In 1995, Jeanne R. Steele and Jane
D. Brown Brown introduced the Adolescents' Media Practice Model
in their article "Adolescent Room Culture: Studying Media
in the Context of Everyday Life." The pair utilized focus
groups, questionnaires, interviews and journals they asked teens
to keep for information-gathering purposes. Using the aforementioned
model, Steele and Brown discovered connections between adolescents'
media selection, interaction and application.
Steele and Brown posited that the media is powerful in three ways. 1), children and teens spend more time with the mass media than they do in school or with their parents, 2); the media are full of portrayals that glamorize risky adult behavior such as unprotected sex with multiple partners and drinking; 3) parents and other socialization agents have shirked their responsibilities to direct youth toward less risky behavior (pg. 2).
The two researchers used identity to anchor the Adolescents' Media Practice Model; They argue that teens' identity is shaped by media selection, interaction and application. The typical teen interacts with media many times during the day, and the media's influence can occur through these interactions with magazines, radio and television. This "moment-to-moment interface" between teens and media gives them a sense of how the world really is.
Steele and Brown also included "lived experience" in their model. This idea establishes that adolescents carry their life history with them, and that the knowledge they gain daily through the media is incorporated with the knowledge they already possess (Steele and Brown, pg. 4-5).

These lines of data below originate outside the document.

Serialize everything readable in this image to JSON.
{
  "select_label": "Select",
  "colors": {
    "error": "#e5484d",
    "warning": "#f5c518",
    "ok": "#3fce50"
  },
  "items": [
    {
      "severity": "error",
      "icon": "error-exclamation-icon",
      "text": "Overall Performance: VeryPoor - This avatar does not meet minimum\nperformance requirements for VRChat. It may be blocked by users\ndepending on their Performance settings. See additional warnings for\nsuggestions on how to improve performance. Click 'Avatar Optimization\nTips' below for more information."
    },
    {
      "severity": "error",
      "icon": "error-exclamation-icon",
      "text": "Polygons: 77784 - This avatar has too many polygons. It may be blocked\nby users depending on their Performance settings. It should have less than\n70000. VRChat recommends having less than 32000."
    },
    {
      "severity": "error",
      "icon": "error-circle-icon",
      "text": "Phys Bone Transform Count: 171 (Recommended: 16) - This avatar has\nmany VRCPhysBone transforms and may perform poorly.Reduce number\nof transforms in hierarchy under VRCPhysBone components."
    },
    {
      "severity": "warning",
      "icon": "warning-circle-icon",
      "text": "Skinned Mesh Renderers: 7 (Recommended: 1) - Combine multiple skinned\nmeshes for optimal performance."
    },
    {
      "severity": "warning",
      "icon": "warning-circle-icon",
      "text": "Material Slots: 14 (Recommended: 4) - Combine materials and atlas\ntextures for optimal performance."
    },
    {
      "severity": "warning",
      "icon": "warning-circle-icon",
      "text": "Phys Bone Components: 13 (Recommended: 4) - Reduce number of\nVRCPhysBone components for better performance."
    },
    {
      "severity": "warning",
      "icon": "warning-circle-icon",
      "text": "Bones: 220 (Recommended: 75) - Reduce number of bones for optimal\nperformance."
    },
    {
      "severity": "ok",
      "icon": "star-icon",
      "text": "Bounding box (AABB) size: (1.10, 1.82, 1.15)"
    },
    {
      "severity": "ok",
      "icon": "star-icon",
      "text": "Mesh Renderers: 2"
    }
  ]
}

The 1995 study revealed that teens actively select the media they pay attention to and choose favorite characters to lust after and emulate. Adolescents interact with media as they debate and analyze the meanings of images and symbols they see, and finally, teens apply these meanings to their daily lives, sometimes consciously, sometimes not (pg. 14).
In 1999, Steele conducted a study on her own that used the same Adolescents' Media Practice Model she helped create. This study examined "Teenage Sexuality and Media Practice: Factoring in the Influences of Family, Friends, and Schools." Steele used content analysis of sexual content in the mass media as well as media effects research on teenagers. Special attention was paid to what occurs when adolescents' media usage intersected with the influences of family, friends, and school (pg. 1-2).
The results showed that television and other forms of media often played stand-in for the parent, especially regarding learning about sexual relationships. Peer relationships were almost as, if not more, influential than familial ties. Teens interact with each other to learn about same- and opposite-sex relationships. As far as school was concerned, Steele found that most teens who participated in the study were dissatisfied with sex-education in schools and that teens learned more in the hallways, from their peers, than in sex-education classes. Many students tuned out information that was repeated from year to year (Steele, pg. 12-5).
As negative as much of these facts are, there is evidence that the media focus on sex is slowing. In March of 2002, the Center for Media and Public Affairs released the results of a study which showed there is 29% less sex on television than there was two years ago. That figures out to be 11 instances of sexual content per hour in 2000-2001, as opposed to the 16 instances of sexual contents per hour in 1998-1999.